Islamedia - Ketika suatu siang yang terik, di bulan Ramadhan, kulihat sesosok ditangga masjid sedang khusyuk tilawah, takjauh dari itu, gerobak sayur menunggu, ditengah rehatnya, ternyata dia bercengkrama dengan Rabbnya, tak banyak yang seperti itu.
Hingga suatu siang di lain waktu, aku berkesempatan diwawancarainya...
"Mbak sampeyan ngajar qiroati neng ndi?" tanya tukang sayur yg biasa lewat depan rumah siang itu.
"Ora je mas, aku mulang neng Sanggar Qur'an, nganggone malah metodhe a ba ta tsa""tapi carane maca karo mulang ki kaya qiroati, lho"
"Mosok to, kok apal temen?""Iyo wong aku ki blajar qiroati kok, nang daerah jaktim, tapi ustadze asli Kudus"
"Mung, aku lagi meh entuk syahadah, soale durung apal ayat gharib karo tempate""Wah apik kui mas, nakngono tinggal nggo gawe ngajar wae insyaa Allah cepet apal"
"Iyo saben mbengi taknggo ngajar bapak-bapak neng mesjid cedokku manggon mbak"........................................................
"Mbak, kamu ngajar Qiroati dimana?"tanya tukang sayur yang biasa lewat siang itu.
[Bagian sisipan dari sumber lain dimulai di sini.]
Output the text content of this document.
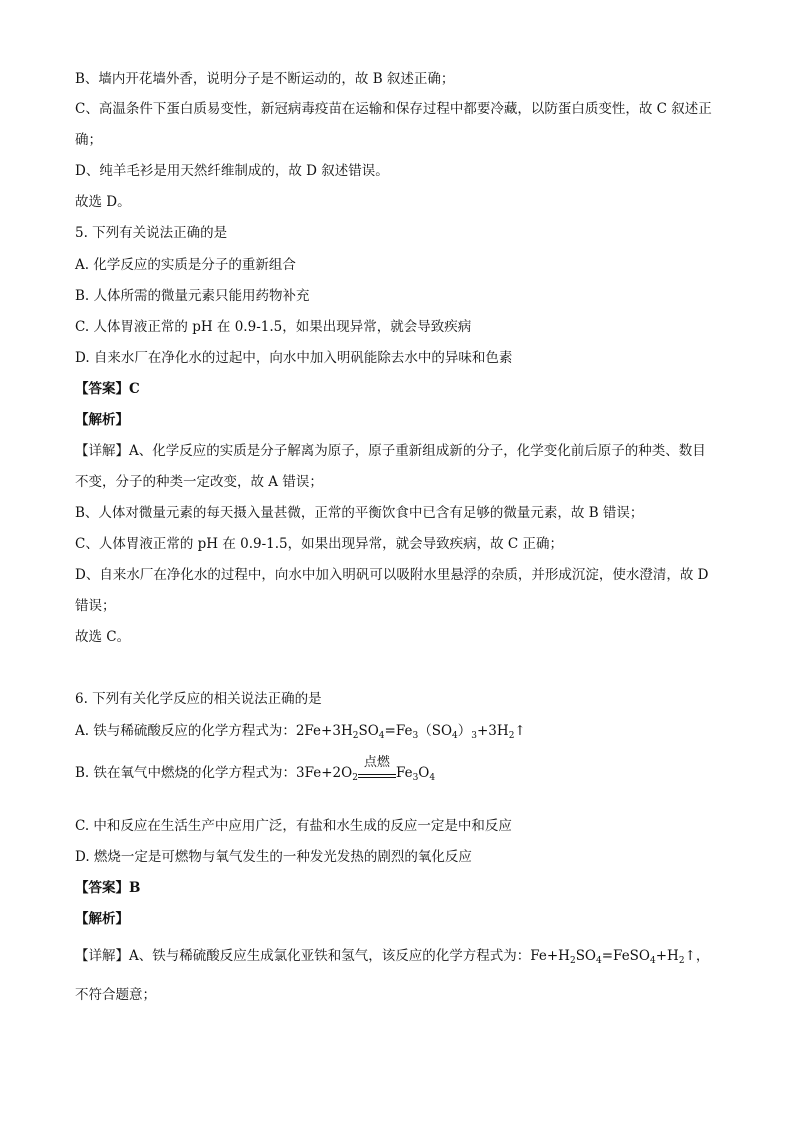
B、墙内开花墙外香，说明分子是不断运动的，故 B 叙述正确；
C、高温条件下蛋白质易变性，新冠病毒疫苗在运输和保存过程中都要冷藏，以防蛋白质变性，故 C 叙述正
确；
D、纯羊毛衫是用天然纤维制成的，故 D 叙述错误。
故选 D。
5. 下列有关说法正确的是
A. 化学反应的实质是分子的重新组合
B. 人体所需的微量元素只能用药物补充
C. 人体胃液正常的 pH 在 0.9-1.5，如果出现异常，就会导致疾病
D. 自来水厂在净化水的过起中，向水中加入明矾能除去水中的异味和色素
【答案】C
【解析】
【详解】A、化学反应的实质是分子解离为原子，原子重新组成新的分子，化学变化前后原子的种类、数目
不变，分子的种类一定改变，故 A 错误；
B、人体对微量元素的每天摄入量甚微，正常的平衡饮食中已含有足够的微量元素，故 B 错误；
C、人体胃液正常的 pH 在 0.9-1.5，如果出现异常，就会导致疾病，故 C 正确；
D、自来水厂在净化水的过程中，向水中加入明矾可以吸附水里悬浮的杂质，并形成沉淀，使水澄清，故 D
错误；
故选 C。
6. 下列有关化学反应的相关说法正确的是
A. 铁与稀硫酸反应的化学方程式为：$2Fe+3H_2SO_4=Fe_3(SO_4)_3+3H_2↑$
B. 铁在氧气中燃烧的化学方程式为：$3Fe+2O_2$
点燃
$Fe_3O_4$
C. 中和反应在生活生产中应用广泛，有盐和水生成的反应一定是中和反应
D. 燃烧一定是可燃物与氧气发生的一种发光发热的剧烈的氧化反应
【答案】B
【解析】
【详解】A、铁与稀硫酸反应生成氯化亚铁和氢气，该反应的化学方程式为：$Fe+H_2SO_4=FeSO_4+H_2↑$，
不符合题意；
"Tidak je mas, saya ngajar di Sanggar Qur an, pakainya malah metode A Ba Ta Tsa"jawabku."Tapi caranya membaca dan mengajar itu seperti Qiroati, lho!"tanyanya kembali menyakinkanku.
"Masa iya si?kok hafal sekali?"ganti aku bertanya penuh selidik."Lha iya, orang saya itu belajar Qiroati kok, di daerah Jaktim, tapi ustadznya asli dari Kudus. Tapi saya hampir dapat syahadah, soalnya saya belum hafal ayat gharib, dan letaknya dimana".dia kembali menceritakan, sampai disini aku sendiri salut, dan terharu.
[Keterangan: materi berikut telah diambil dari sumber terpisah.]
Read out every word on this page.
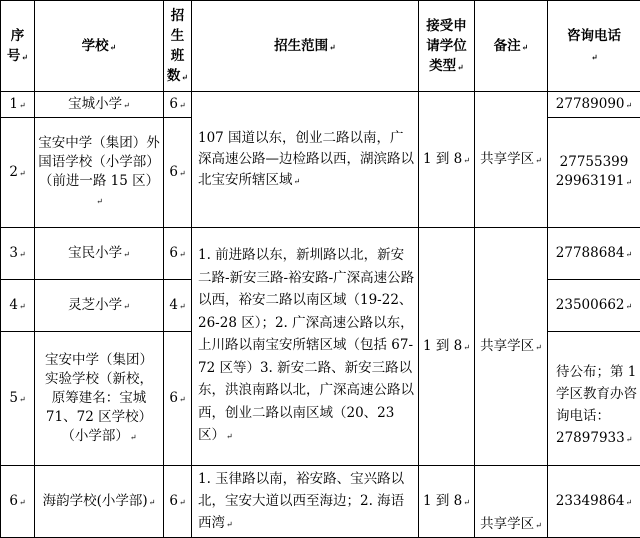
序号↵	学校↵	招生班数↵	招生范围↵	接受申请学位类型↵	备注↵	咨询电话↵
1↵	宝城小学↵	6↵	107 国道以东，创业二路以南，广深高速公路—边检路以西，湖滨路以北宝安所辖区域↵	1 到 8↵	共享学区↵	27789090↵
2↵	宝安中学（集团）外国语学校（小学部）（前进一路 15 区）↵	6↵				27755399 29963191↵
3↵	宝民小学↵	6↵	1. 前进路以东，新圳路以北，新安二路-新安三路-裕安路-广深高速公路以西，裕安二路以南区域（19-22、26-28 区）；2. 广深高速公路以东，上川路以南宝安所辖区域（包括 67-72 区等）3. 新安二路、新安三路以东，洪浪南路以北，广深高速公路以西，创业二路以南区域（20、23 区）↵	1 到 8↵	共享学区↵	27788684↵
4↵	灵芝小学↵	4↵				23500662↵
5↵	宝安中学（集团）实验学校（新校，原筹建名：宝城 71、72 区学校）（小学部）↵	6↵				待公布；第 1 学区教育办咨询电话：27897933↵
6↵	海韵学校(小学部)↵	6↵	1. 玉律路以南，裕安路、宝兴路以北，宝安大道以西至海边；2. 海语西湾↵	1 到 8↵	共享学区↵	23349864↵
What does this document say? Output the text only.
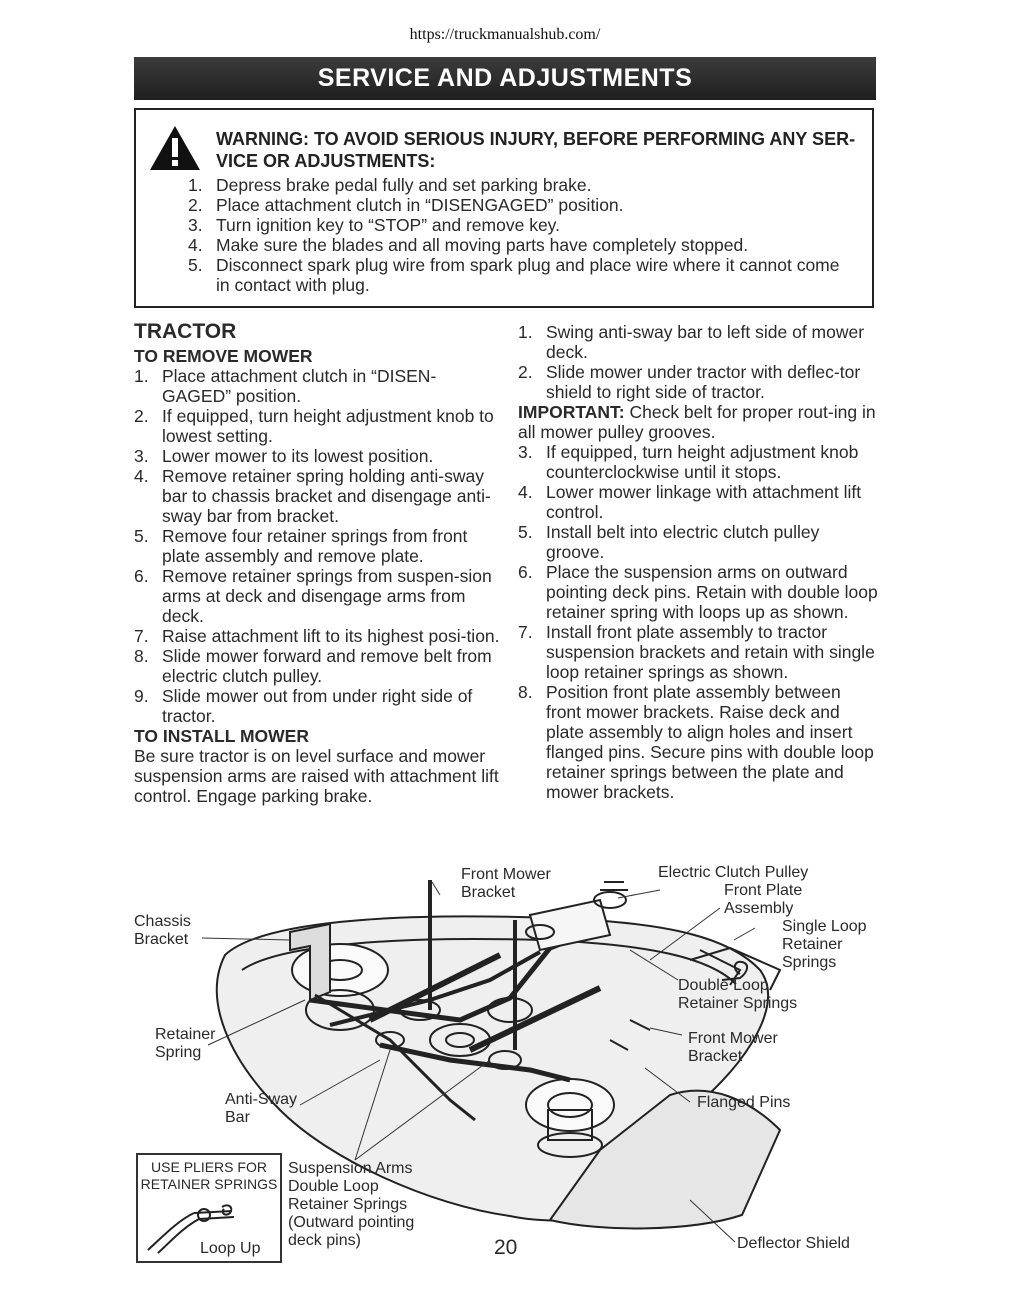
https://truckmanualshub.com/
SERVICE AND ADJUSTMENTS
WARNING: TO AVOID SERIOUS INJURY, BEFORE PERFORMING ANY SER-
VICE OR ADJUSTMENTS:
1. Depress brake pedal fully and set parking brake.
2. Place attachment clutch in “DISENGAGED” position.
3. Turn ignition key to “STOP” and remove key.
4. Make sure the blades and all moving parts have completely stopped.
5. Disconnect spark plug wire from spark plug and place wire where it cannot come in contact with plug.
TRACTOR
TO REMOVE MOWER
1. Place attachment clutch in “DISEN-GAGED” position.
2. If equipped, turn height adjustment knob to lowest setting.
3. Lower mower to its lowest position.
4. Remove retainer spring holding anti-sway bar to chassis bracket and disengage anti-sway bar from bracket.
5. Remove four retainer springs from front plate assembly and remove plate.
6. Remove retainer springs from suspen-sion arms at deck and disengage arms from deck.
7. Raise attachment lift to its highest posi-tion.
8. Slide mower forward and remove belt from electric clutch pulley.
9. Slide mower out from under right side of tractor.
TO INSTALL MOWER

Be sure tractor is on level surface and mower suspension arms are raised with attachment lift control. Engage parking brake.

1. Swing anti-sway bar to left side of mower deck.
2. Slide mower under tractor with deflec-tor shield to right side of tractor.

IMPORTANT: Check belt for proper rout-ing in all mower pulley grooves.

3. If equipped, turn height adjustment knob counterclockwise until it stops.
4. Lower mower linkage with attachment lift control.
5. Install belt into electric clutch pulley groove.
6. Place the suspension arms on outward pointing deck pins. Retain with double loop retainer spring with loops up as shown.
7. Install front plate assembly to tractor suspension brackets and retain with single loop retainer springs as shown.
8. Position front plate assembly between front mower brackets. Raise deck and plate assembly to align holes and insert flanged pins. Secure pins with double loop retainer springs between the plate and mower brackets.
Front Mower
Bracket
Electric Clutch Pulley
Front Plate
Assembly
Chassis
Bracket
Single Loop
Retainer
Springs
Double Loop
Retainer Springs
Retainer
Spring
Front Mower
Bracket
Anti-Sway
Bar
Flanged Pins
Suspension Arms
Double Loop
Retainer Springs
(Outward pointing
deck pins)	Deflector Shield
USE PLIERS FOR
RETAINER SPRINGS
Loop Up	20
"Wah bagus itu mas, kalo begitu tinggal buat ngajar saja, insyaa Allah cepat hafal." ujarku mengapresiasi sembari memberi sedikit saran padanya.
Dan ternyata diluar dugaanku(huhu maafkan jika terselip suudzonku) jawabannya adalah
"Iya, setiap malam, saya pakai untuk mengajar bapak-bapak di masjid dekat saya tinggal mbak".
Percakapan kecil siang itu, selalu kuingat, dan kuabadikan didalam tulisan kecil ini, betapa kadang sebagian dari mereka ada yang bersungguh-sungguh berjuang mendekat dan mencari keridhoanNya, dengan upayanya belajar Al Qur an, tentang kalamNya yang juga termasuk kewajiban kita sebagai seorang muslim terhadap Al qur an.
Meski menurut pandangan kita strata sosial, kesibukan didunia tidak menyandang gelar sarjana, master, bahkan doktor sekalipun, tapi orang-orang seperti mas-mas "tukang sayur" inilah yang dibanggakan Allah di hadapan makhluknya di langit.
Seperti dalam sebuah hadits Imam Muslim "Tidaklah suatu kaum berkumpul disatu masjid dari masjid-masjid Allah, kemudian mereka membaca Al Qur an dan mempelajarinya, melainkan turun kepada mereka ketentraman, diliputi dengan rahmat, dinaungi oleh malaikat, dan disebut-sebut oleh Allah dihadapan makhluk-Nya".
Pantas saja, mas tukang sayur ini, jika aku lihat sangat qonaah, tenang, dia menikmati sekali pekerjaannya, tukang sayur yang guru Al Qur an pejuang kebangkitan ummat.
Semenjak peristiwa itu, aku takpernah menawar dagangannya, jika dia mengatakan harga tertentu aku ikut saja. Bahkan aku salut, dia sangat jujur, jika sayuran yang dijualnya memang tidak bagus selalu bilang apa adanya, juga masalah harga.
Semoga Allah memberkahinya, juga siapa saja yang seperti dia "Tukang Sayur Pecinta Al Qur an".